Joscha Steffens ist Teil des von Jaaga initiierten Projekts Urban Pastures. Mit diesem Projekt soll zeitgenössische Kunst durch die Ausstellung an 40 neuen Bushaltestellen im Norden Bangalores den Bewohnern näher gebracht werden.
Abschlussbericht
Zunächst bereitete mir die Aussicht eine Woche in Bangalore am „Urban Pastures“ Projekt von Jaaga DNA mitzuarbeiten eigentlich nur Magenschmerzen. Was könnte ich innerhalb einer Woche in einem Land wie Indien, in dem ich noch nie war, dessen Kultur, Bräuche, Regeln, Gewohnheiten, in dem mir einfach alles fremd ist, was könnte ich in einem solchen Zustand der totalen Überforderung großartig anderes machen, als überfordert zu sein?
Die 8 Tage und 7 Nächte in Bangalore vergingen wie im Rausch und es fällt mir im Nachhinein sehr schwer, eine Struktur darin zu erkennen. Es war ein Eintauchen in eine neue Sphäre, eine Sphäre von Wärme und Dichte, von schwerer intensiver Luft, Geräuschen, Lärm und Farben. Zu intensiv, zu eindrücklich waren die Erfahrungen und Begegnungen, die ich gemacht habe, als das ich sie nun räumlich und zeitlich noch voneinander trennen könnte. In meiner Erinnerung ist alles ein großer bunter, lauter, hektischer, ätzender und faszinierend stinkender, wundervoll spacig-maroder Klumpen: Bangalore. Letztendlich befand ich mich wieder und wieder in einer jener „Unsichtbaren Städte“ von denen Marco Polo in der Erzählung Calvinos berichtet.

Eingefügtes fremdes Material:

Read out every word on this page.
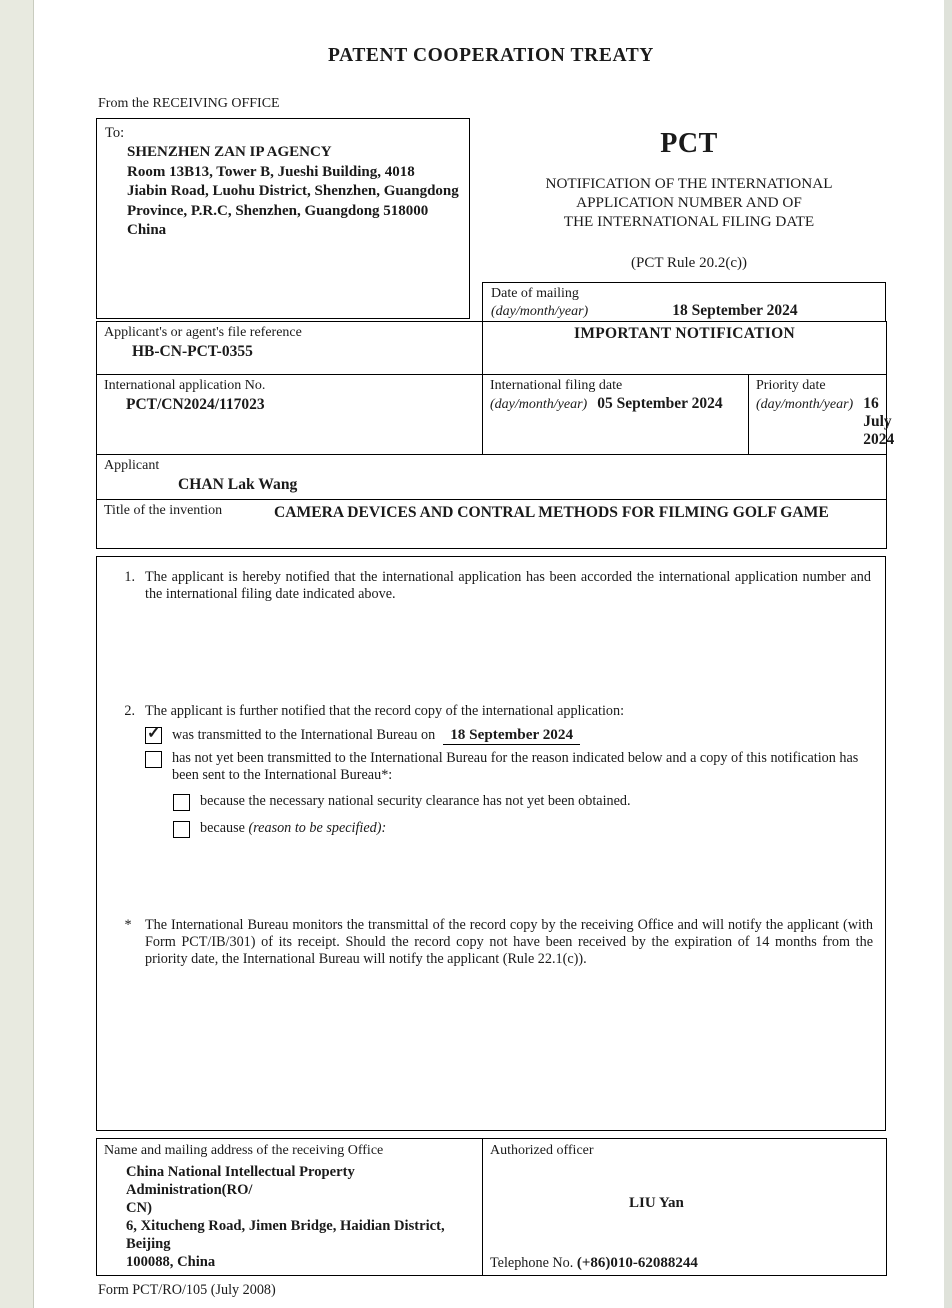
PATENT COOPERATION TREATY
From the RECEIVING OFFICE
To:
SHENZHEN ZAN IP AGENCY
Room 13B13, Tower B, Jueshi Building, 4018
Jiabin Road, Luohu District, Shenzhen, Guangdong
Province, P.R.C, Shenzhen, Guangdong 518000
China
PCT
NOTIFICATION OF THE INTERNATIONAL
APPLICATION NUMBER AND OF
THE INTERNATIONAL FILING DATE
(PCT Rule 20.2(c))
Date of mailing
(day/month/year)	18 September 2024
Applicant's or agent's file reference
HB-CN-PCT-0355	IMPORTANT NOTIFICATION	

International application No.
PCT/CN2024/117023

International filing date
(day/month/year) 05 September 2024

Priority date
(day/month/year) 16 July 2024

Applicant
CHAN Lak Wang		

Title of the invention CAMERA DEVICES AND CONTRAL METHODS FOR FILMING GOLF GAME		
1. The applicant is hereby notified that the international application has been accorded the international application number and the international filing date indicated above.
2. The applicant is further notified that the record copy of the international application:
✓
was transmitted to the International Bureau on 18 September 2024
has not yet been transmitted to the International Bureau for the reason indicated below and a copy of this notification has been sent to the International Bureau*:
because the necessary national security clearance has not yet been obtained.
because (reason to be specified):
* The International Bureau monitors the transmittal of the record copy by the receiving Office and will notify the applicant (with Form PCT/IB/301) of its receipt. Should the record copy not have been received by the expiration of 14 months from the priority date, the International Bureau will notify the applicant (Rule 22.1(c)).
Name and mailing address of the receiving Office
China National Intellectual Property Administration(RO/
CN)
6, Xitucheng Road, Jimen Bridge, Haidian District, Beijing
100088, China

Authorized officer
LIU Yan
Telephone No. (+86)010-62088244
Form PCT/RO/105 (July 2008)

Der Schäfer in Cäcilia – der fortbestehenden Stadt -, dessen Tiere das Gras einer Verkehrsinsel abgrasen und dabei die Erinnerungen an die vergangenen Hänge und Wiesen lebendig werden lassen, war genauso real, genauso präsent wie der nie enden wollende und doch nie kollabierende Verkehrsfluss auf den Megakreuzungen und in den Gassen, genauso aggressiv wie die wilden Hunden, die nachts ihre Reviere verteidigen und genauso anachronistisch wie die monumental inszenierten Panzer und fliegenden Kriegsmaschinen, denen ich in dieser Stadt immer wieder begegnete.
Ich bin dem Goethe Institut, dessen Unterstützung meine Teilnahme erst ermöglicht hatte, sehr dankbar und hoffe, dass es auch in Zukunft weitere intensive Projekte dieser Art wird.